Binding of Steroids to Progesterone Receptor Proteins in Chick Oviduct and Human Uterus

A number of synthetic and naturally occurring steroids were studied for competitive binding to two progesterone receptors, one in chick oviduct and another in human uterus. The results show a good correlation of relative (to progesterone) binding affinity with progestational activity as measured by subcutaneous Clauberg assay. 17α-Ethynyltestosterone and closely related compounds compete very well in binding to both receptors; 19-nor derivatives show dramatic enhancement of binding affinity to the human receptor.
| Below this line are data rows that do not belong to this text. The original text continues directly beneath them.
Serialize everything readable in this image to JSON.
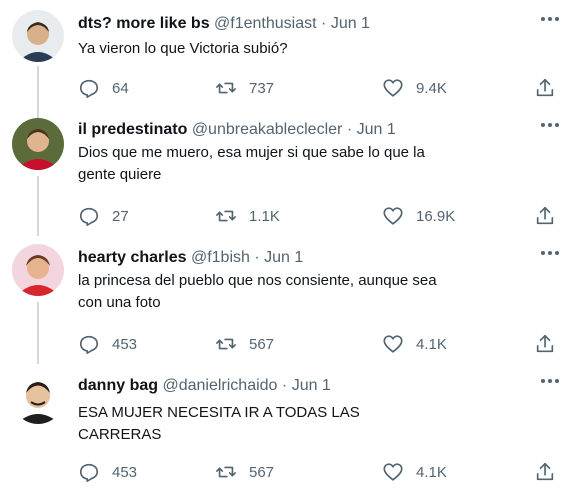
{
  "tweets": [
    {
      "name": "dts? more like bs",
      "handle": "@f1enthusiast",
      "separator": "·",
      "date": "Jun 1",
      "text_lines": [
        "Ya vieron lo que Victoria subió?"
      ],
      "replies": "64",
      "retweets": "737",
      "likes": "9.4K",
      "avatar_colors": {
        "bg": "#e9ecef",
        "skin": "#d8b08c",
        "hair": "#3a2a1e",
        "shirt": "#2b3a55"
      }
    },
    {
      "name": "il predestinato",
      "handle": "@unbreakableclecler",
      "separator": "·",
      "date": "Jun 1",
      "text_lines": [
        "Dios que me muero, esa mujer si que sabe lo que la",
        "gente quiere"
      ],
      "replies": "27",
      "retweets": "1.1K",
      "likes": "16.9K",
      "avatar_colors": {
        "bg": "#5b6b3a",
        "skin": "#e0b48e",
        "hair": "#4a3020",
        "shirt": "#c8102e"
      }
    },
    {
      "name": "hearty charles",
      "handle": "@f1bish",
      "separator": "·",
      "date": "Jun 1",
      "text_lines": [
        "la princesa del pueblo que nos consiente, aunque sea",
        "con una foto"
      ],
      "replies": "453",
      "retweets": "567",
      "likes": "4.1K",
      "avatar_colors": {
        "bg": "#f3d5df",
        "skin": "#e5b48f",
        "hair": "#6a3a22",
        "shirt": "#d7262e"
      }
    },
    {
      "name": "danny bag",
      "handle": "@danielrichaido",
      "separator": "·",
      "date": "Jun 1",
      "text_lines": [
        "ESA MUJER NECESITA IR A TODAS LAS",
        "CARRERAS"
      ],
      "replies": "453",
      "retweets": "567",
      "likes": "4.1K",
      "avatar_colors": {
        "bg": "#ffffff",
        "skin": "#e6c1a0",
        "hair": "#2a1d14",
        "shirt": "#1f1f1f"
      }
    }
  ],
  "icons": {
    "reply": "reply-icon",
    "retweet": "retweet-icon",
    "like": "heart-icon",
    "share": "share-icon",
    "more": "more-icon"
  },
  "colors": {
    "muted": "#536471",
    "text": "#0f1419",
    "line": "#cfd9de"
  }
}
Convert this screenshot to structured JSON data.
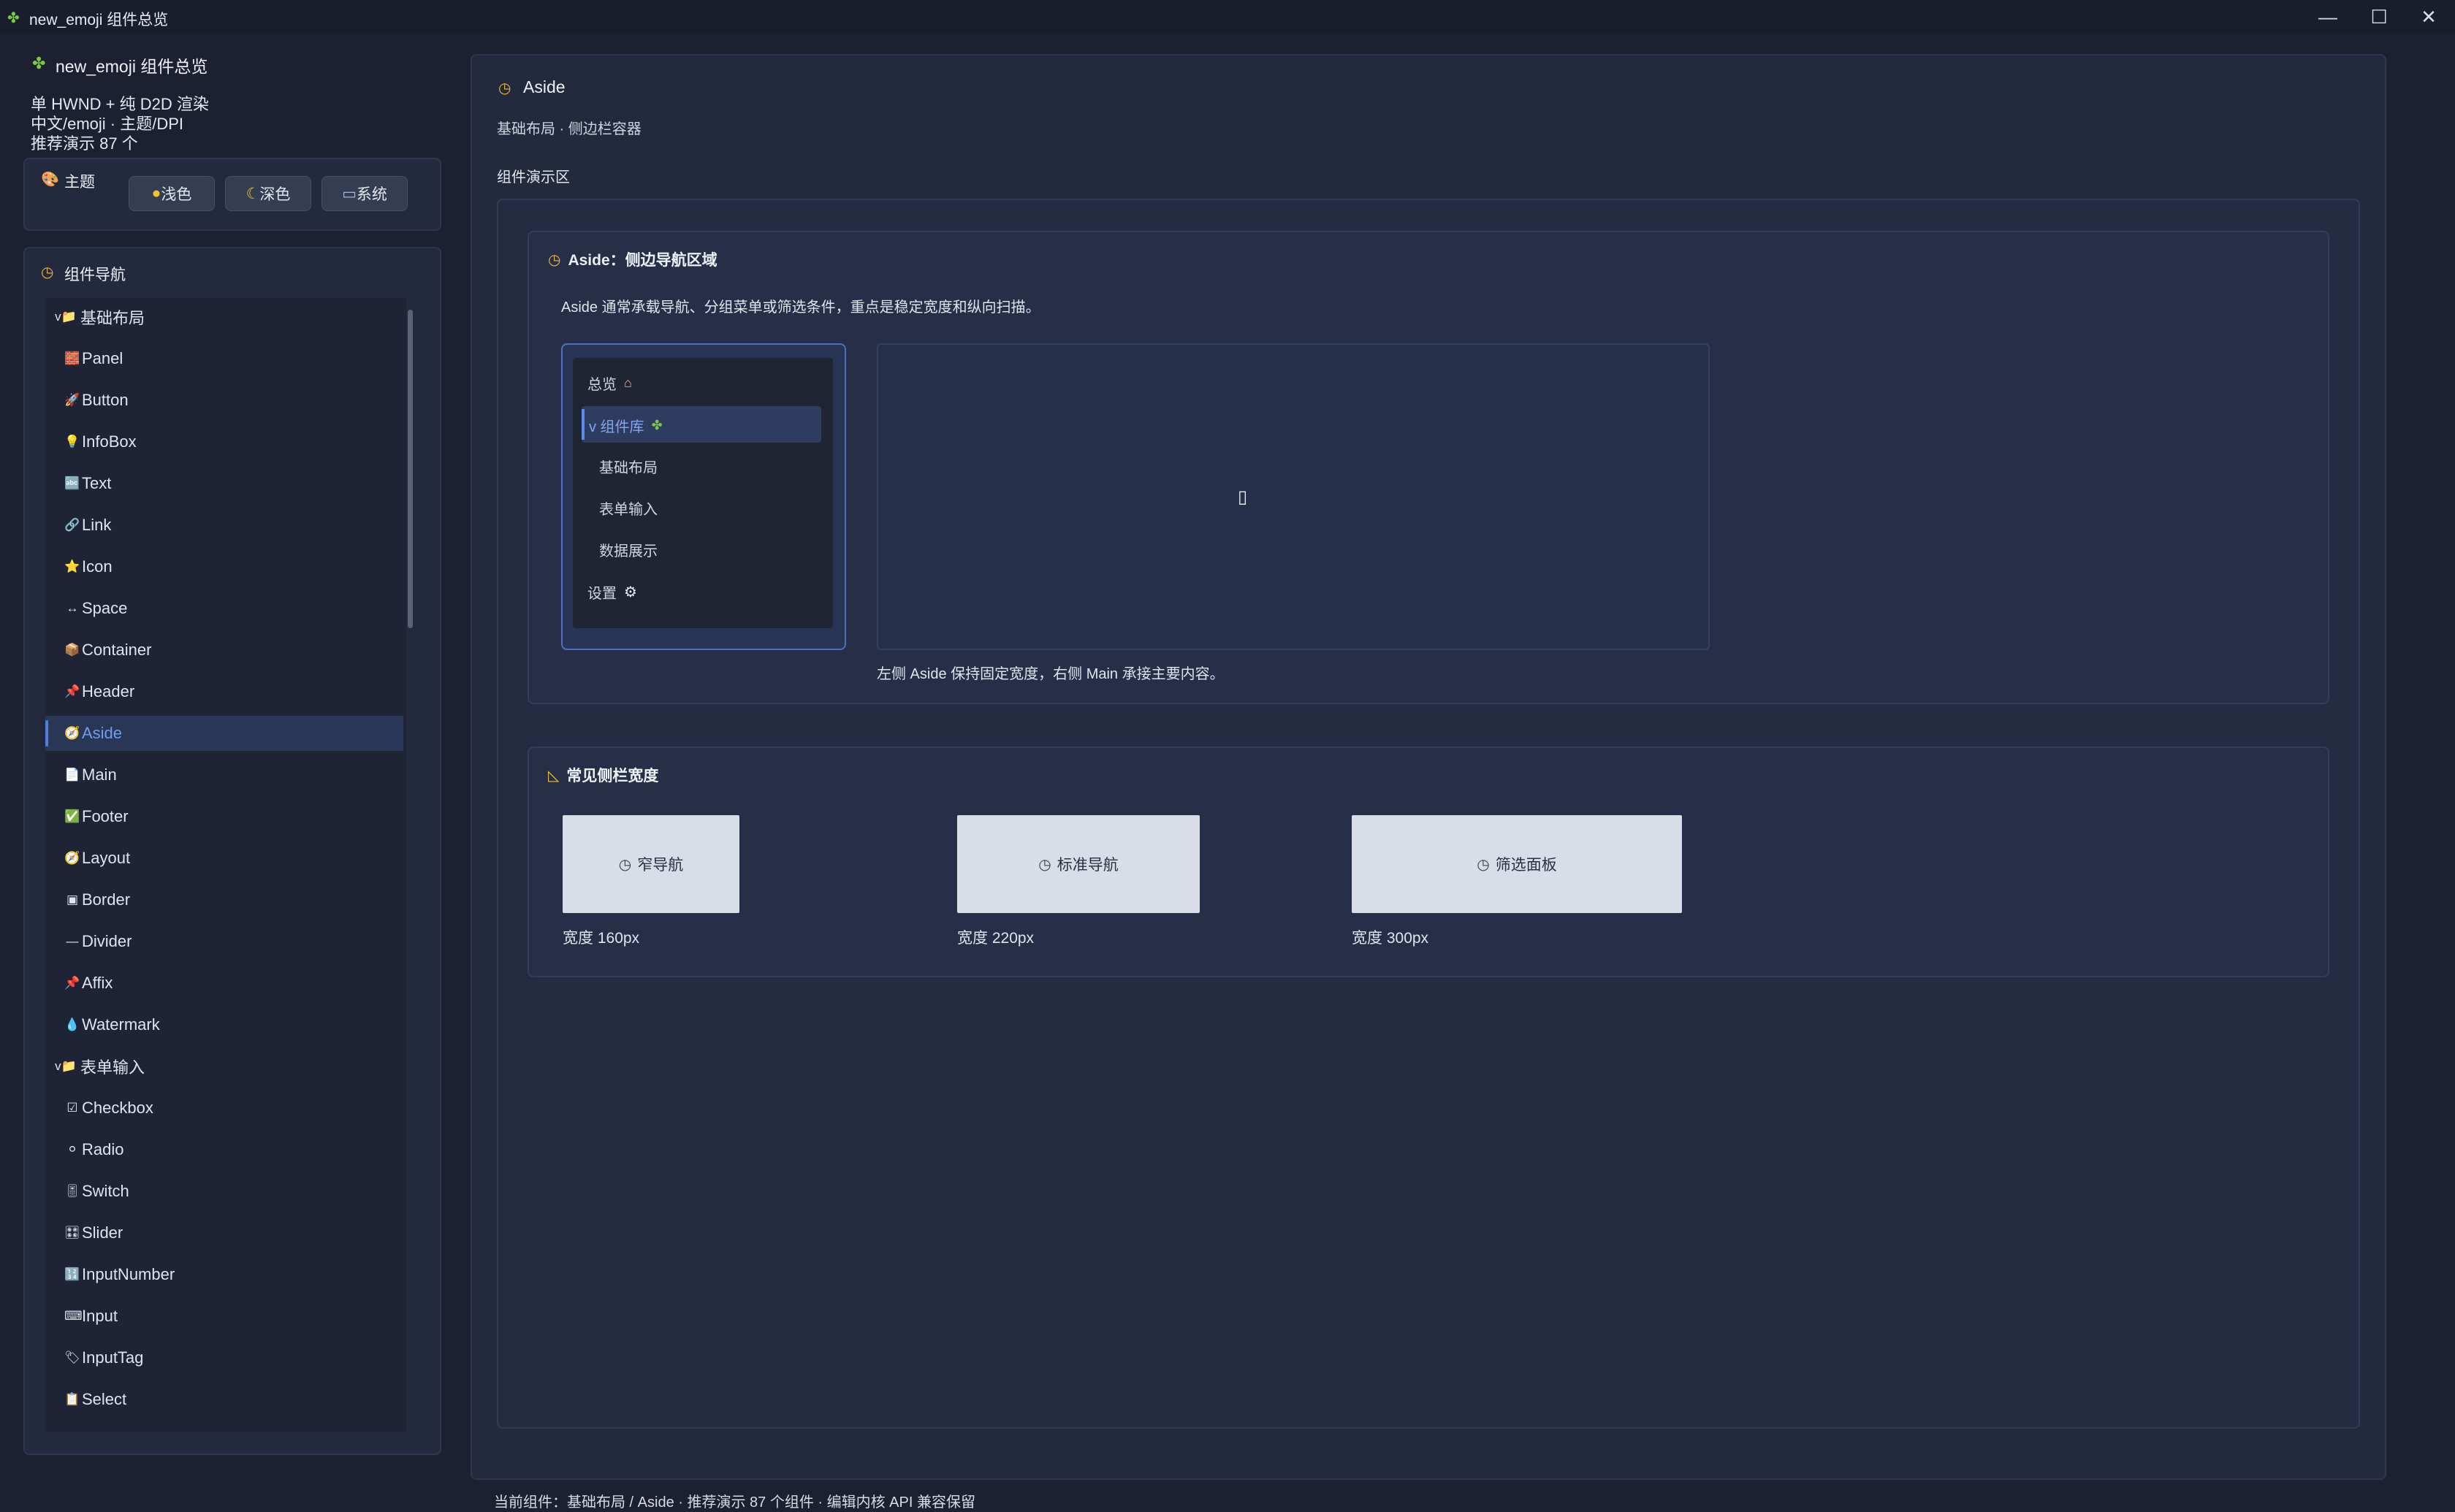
{
  "window": {
    "title": "new_emoji 组件总览",
    "icon": "puzzle-icon",
    "controls": [
      "minimize",
      "maximize",
      "close"
    ]
  },
  "sidebar": {
    "app_title": "new_emoji 组件总览",
    "info_lines": [
      "单 HWND + 纯 D2D 渲染",
      "中文/emoji · 主题/DPI",
      "推荐演示 87 个"
    ],
    "theme": {
      "title": "主题",
      "buttons": [
        {
          "icon": "🟡",
          "label": "浅色"
        },
        {
          "icon": "🌙",
          "label": "深色"
        },
        {
          "icon": "💻",
          "label": "系统"
        }
      ]
    },
    "nav": {
      "title": "组件导航",
      "items": [
        {
          "icon": "v📁",
          "label": "基础布局",
          "group": true
        },
        {
          "icon": "🧱",
          "label": "Panel"
        },
        {
          "icon": "🚀",
          "label": "Button"
        },
        {
          "icon": "💡",
          "label": "InfoBox"
        },
        {
          "icon": "🔤",
          "label": "Text"
        },
        {
          "icon": "🔗",
          "label": "Link"
        },
        {
          "icon": "⭐",
          "label": "Icon"
        },
        {
          "icon": "↔",
          "label": "Space"
        },
        {
          "icon": "📦",
          "label": "Container"
        },
        {
          "icon": "📌",
          "label": "Header"
        },
        {
          "icon": "🧭",
          "label": "Aside",
          "selected": true
        },
        {
          "icon": "📄",
          "label": "Main"
        },
        {
          "icon": "✅",
          "label": "Footer"
        },
        {
          "icon": "🧭",
          "label": "Layout"
        },
        {
          "icon": "▣",
          "label": "Border"
        },
        {
          "icon": "—",
          "label": "Divider"
        },
        {
          "icon": "📌",
          "label": "Affix"
        },
        {
          "icon": "💧",
          "label": "Watermark"
        },
        {
          "icon": "v📁",
          "label": "表单输入",
          "group": true
        },
        {
          "icon": "☑",
          "label": "Checkbox"
        },
        {
          "icon": "⚪",
          "label": "Radio"
        },
        {
          "icon": "🎚",
          "label": "Switch"
        },
        {
          "icon": "🎛",
          "label": "Slider"
        },
        {
          "icon": "🔢",
          "label": "InputNumber"
        },
        {
          "icon": "⌨",
          "label": "Input"
        },
        {
          "icon": "🏷",
          "label": "InputTag"
        },
        {
          "icon": "📋",
          "label": "Select"
        }
      ]
    }
  },
  "main": {
    "title": "Aside",
    "subtitle": "基础布局 · 侧边栏容器",
    "demo_area_label": "组件演示区",
    "section1": {
      "title": "Aside：侧边导航区域",
      "description": "Aside 通常承载导航、分组菜单或筛选条件，重点是稳定宽度和纵向扫描。",
      "menu": [
        {
          "label": "总览",
          "icon": "🏠"
        },
        {
          "label": "v 组件库",
          "icon": "🧩",
          "active": true
        },
        {
          "label": "基础布局",
          "sub": true
        },
        {
          "label": "表单输入",
          "sub": true
        },
        {
          "label": "数据展示",
          "sub": true
        },
        {
          "label": "设置",
          "icon": "⚙"
        }
      ],
      "main_placeholder_icon": "📄",
      "caption": "左侧 Aside 保持固定宽度，右侧 Main 承接主要内容。"
    },
    "section2": {
      "title": "常见侧栏宽度",
      "boxes": [
        {
          "label": "窄导航",
          "caption": "宽度 160px"
        },
        {
          "label": "标准导航",
          "caption": "宽度 220px"
        },
        {
          "label": "筛选面板",
          "caption": "宽度 300px"
        }
      ]
    }
  },
  "status_bar": {
    "text": "当前组件：基础布局 / Aside · 推荐演示 87 个组件 · 编辑内核 API 兼容保留"
  }
}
Of the substituted progesterones tested, 21-fluoro- and 6αfluoroprogesterone competed best with progesterone for binding to both receptors. 17α-Acetoxyprogesterone and the substituted 17α-acetoxyprogesterones tested were fairly good competitors for the human receptor but did not compete at all for the chick. The binding data are assessed in terms of structural requirements for formation of a steroid-receptor complex. The data suggest that the receptors are able to modify the mode of binding at ring D to accommodate several different types of C-17 substitution. Of the steroids with reactive halo, thio, diazo or chloromercuri substituents which were tested as possible substrates for affinity labeling of the receptor active site, only 6α- and 6β-bromoprogesterone and 17β-thiol- and 17β-methylthio-4-androsten-3-one competed sufficiently well with progesterone as to be considered good candidates.